L'autre attitude conduit les heureux et rares bénéficiaires des effets de cet "ascenseur social" à venir se fondre dans cette élite et à en devenir les principaux thuriféraires. Dans un cas comme dans l'autre la césure entre la France du haut et la France du bas – comme le disait un ancien Premier Ministre – n'en sera pas affectée. Et l'exigence d'égalité supposée dans l'idée d'élitisme républicain, qui fut chère à Jean-Pierre Chevènement alors ministre de l'Éducation nationale, restera un vœu pieux.
Ainsi, la CPT, même mâtinée de prétention élitaire, serait dans la réalité une machine à reproduire les discriminations économiques et sociales ? Ce qui va à l'encontre des convictions et des prétentions de ses défenseurs.
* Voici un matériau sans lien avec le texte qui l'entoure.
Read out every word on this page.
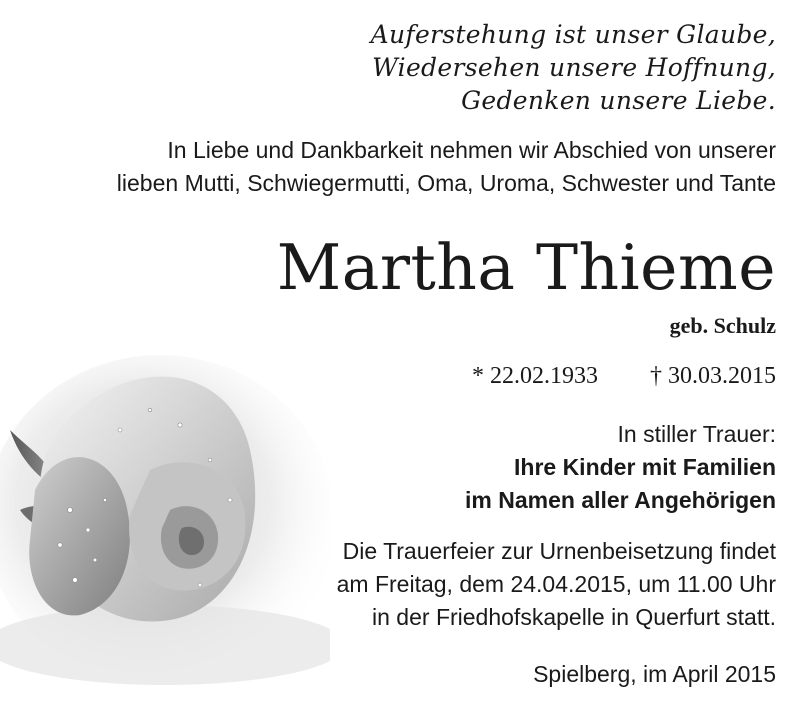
Auferstehung ist unser Glaube,
Wiedersehen unsere Hoffnung,
Gedenken unsere Liebe.
In Liebe und Dankbarkeit nehmen wir Abschied von unserer
lieben Mutti, Schwiegermutti, Oma, Uroma, Schwester und Tante
Martha Thieme
geb. Schulz
* 22.02.1933 † 30.03.2015
In stiller Trauer:
Ihre Kinder mit Familien
im Namen aller Angehörigen
Die Trauerfeier zur Urnenbeisetzung findet
am Freitag, dem 24.04.2015, um 11.00 Uhr
in der Friedhofskapelle in Querfurt statt.
Spielberg, im April 2015
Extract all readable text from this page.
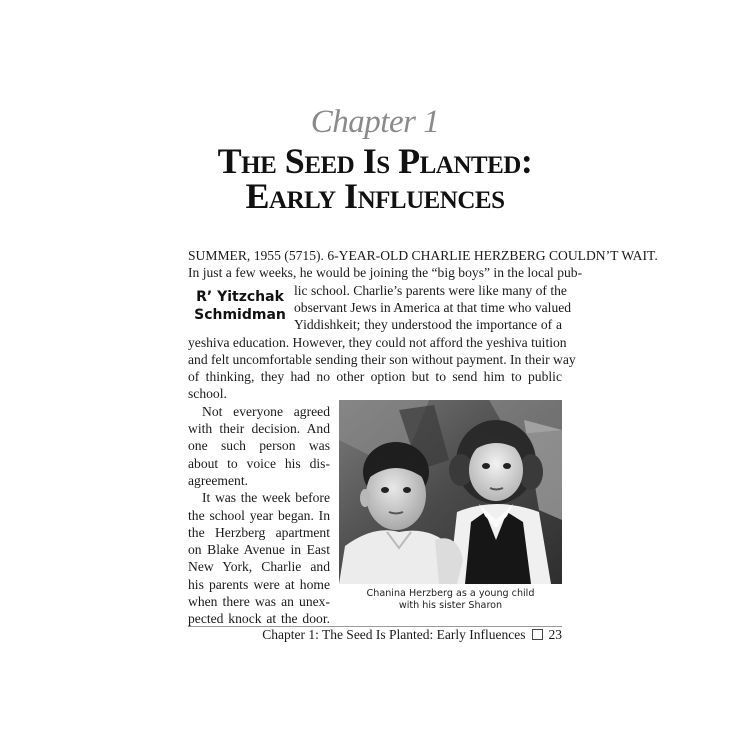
Chapter 1
The Seed Is Planted:
Early Influences
SUMMER, 1955 (5715). 6-YEAR-OLD CHARLIE HERZBERG COULDN’T WAIT.
In just a few weeks, he would be joining the “big boys” in the local pub-
lic school. Charlie’s parents were like many of the
observant Jews in America at that time who valued
Yiddishkeit; they understood the importance of a
yeshiva education. However, they could not afford the yeshiva tuition
and felt uncomfortable sending their son without payment. In their way
of thinking, they had no other option but to send him to public
school.
R’ Yitzchak
Schmidman
Not everyone agreed
with their decision. And
one such person was
about to voice his dis-
agreement.
It was the week before
the school year began. In
the Herzberg apartment
on Blake Avenue in East
New York, Charlie and
his parents were at home
when there was an unex-
pected knock at the door.
Chanina Herzberg as a young child
with his sister Sharon
Chapter 1: The Seed Is Planted: Early Influences 23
Exemples concrets à discuter.
CPC contre CPT ?
Cette CPT a donc été accusée par les services du ministre Mitterrand de générer de "l'intimidation sociale" par les exigences qu'elle suppose et par sa prétention à l'excellence. De fait elle ne touche pas toute une frange de la population éloignée de la culture par le cloisonnement géographique, la précarité sociale ou le désintérêt individuel.
La CPC est proposée en remède. Elle passe par une multitude d'actions dont les têtes de chapitre sont les suivantes : substituer à l'intimidation sociale la construction d'un lien social ; affirmer la diversité des modes d'expression par le développement des NTIC et la reconnaissance de la culture populaire ; reconnaître les pratiques artistiques de chacun.
Les critiques ont été vives (CPC = culture pour personne) et ont été très calqués sur les clivages politiques (CPT de gauche, CPC de droite). Elle serait le signal du renoncement à la culture considérée comme un bien commun. Certains ont même prétendu qu'avec la diffusion en tout temps et en tout lieu (écoles, villages et même hôpitaux ou prisons) on tendait à "se débarrasser de l'art et des artistes" ! Ce qui, plus concrètement est reproché à la CPC, c'est le fait qu'elle cultiverait le populisme, l'individualisme et le relativisme.
- Populisme : on facilite l'accès de la population, du citoyen-consommateur (et non acteur), à "une sous-culture de masse sur le mode du « vu à la télévision »" (Antoine de Baecque, historien de la culture). La Princesse de Clèves ne serait pas lisible par les classes populaires (Nicolas Sarkozy).
- Individualisme : on donne à chacun la liberté de composer (en kit) son propre menu culturel ; au mieux cela pourrait s'apparenter au "braconnage culturel" de consommateurs comme le suggérait Michel de Certeau.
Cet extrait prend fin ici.